Ignore the video's clickbait title. It's a nice story about the resolution of film before and after the advent of "Digital Intermediate" (I didn't know that editing in Avid was originally in something like 320x200 pixels or that Oh Brother Where Art Thou" was the first production to scan a whole movie at high resolution for digital color grading).

https://www.youtube.com/watch?v=yN0H_WfWOp4

#MovieHistory

The Biggest Mistake in the History of Hollywood

YouTube
@compfu The conclusions are right, but there’s a benefit to choose the 4K streaming tier even when gives almost no extra resolution: 4K usually comes with higher bitrate than the 1080p stream and in some cases, better codec and color deep so in the end you get better overall quality. I still prefer Blu-ray, but it looks a bit better than regular streaming.
@ideimos A better codec would definitely be a benefit. But wouldn't the higher bitrate get eaten up by the 4-times increase in pixel data that needs to be transferred?
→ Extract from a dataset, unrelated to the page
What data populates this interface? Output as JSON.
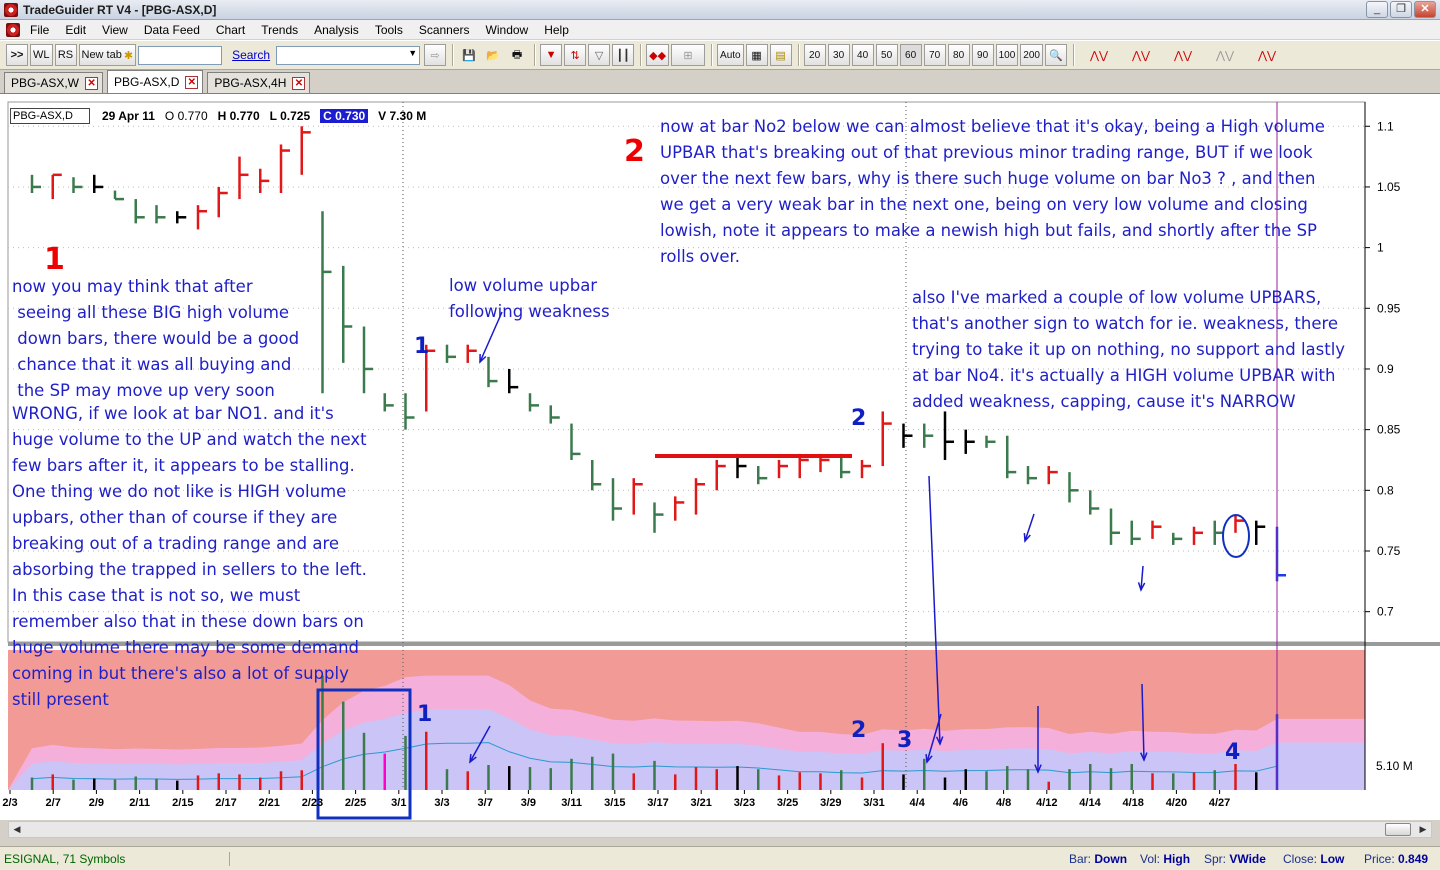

@compfu The thing is that 4x resolution doesn’t need 4x bitrate. Example: 40mbps is overkill for 1080p while you“only” need 60mbps to achieve the same perceptual quality on 4K. With the same codec.

But the common thing is to use h264 for 1080p and h265/hevc/av1 for 4K which lessens even more the need of more bitrate.

But don’t get me wrong. With all that said, Braking Bad on 1080p Blu-ray still looks way better than Netflix 4K streaming because Netflix is always working with the minimum bitrate possible which is good enough for most of the people.

I made a video about this nerd stuff with comparisons (spanish tho) https://youtu.be/U7DG2I3uVCk?si=SQgNh3_XxS_omcqA

Esto tenéis que saberlo: Amazon Prime Video, tenemos que hablar

YouTube

@ideimos Thanks! It was really cool to see the direct comparison between the different streaming services! Liked your effect at the beginning where you ramped up the compression of your own very well-produced video :-)

If I may ask, since I don't speak Spanish, what was the thing with Amazon Prime regarding 24fps and 60fps about?

@compfu Thanks! It happens that when Prime puts an ad before the show, and this ad is not at 24p, it plays the show at the Hz of the ad without switching to 24p, resulting in judder. The only fix to this is to manually force 24p on the streaming device (like Apple TV or Nvidia Shield).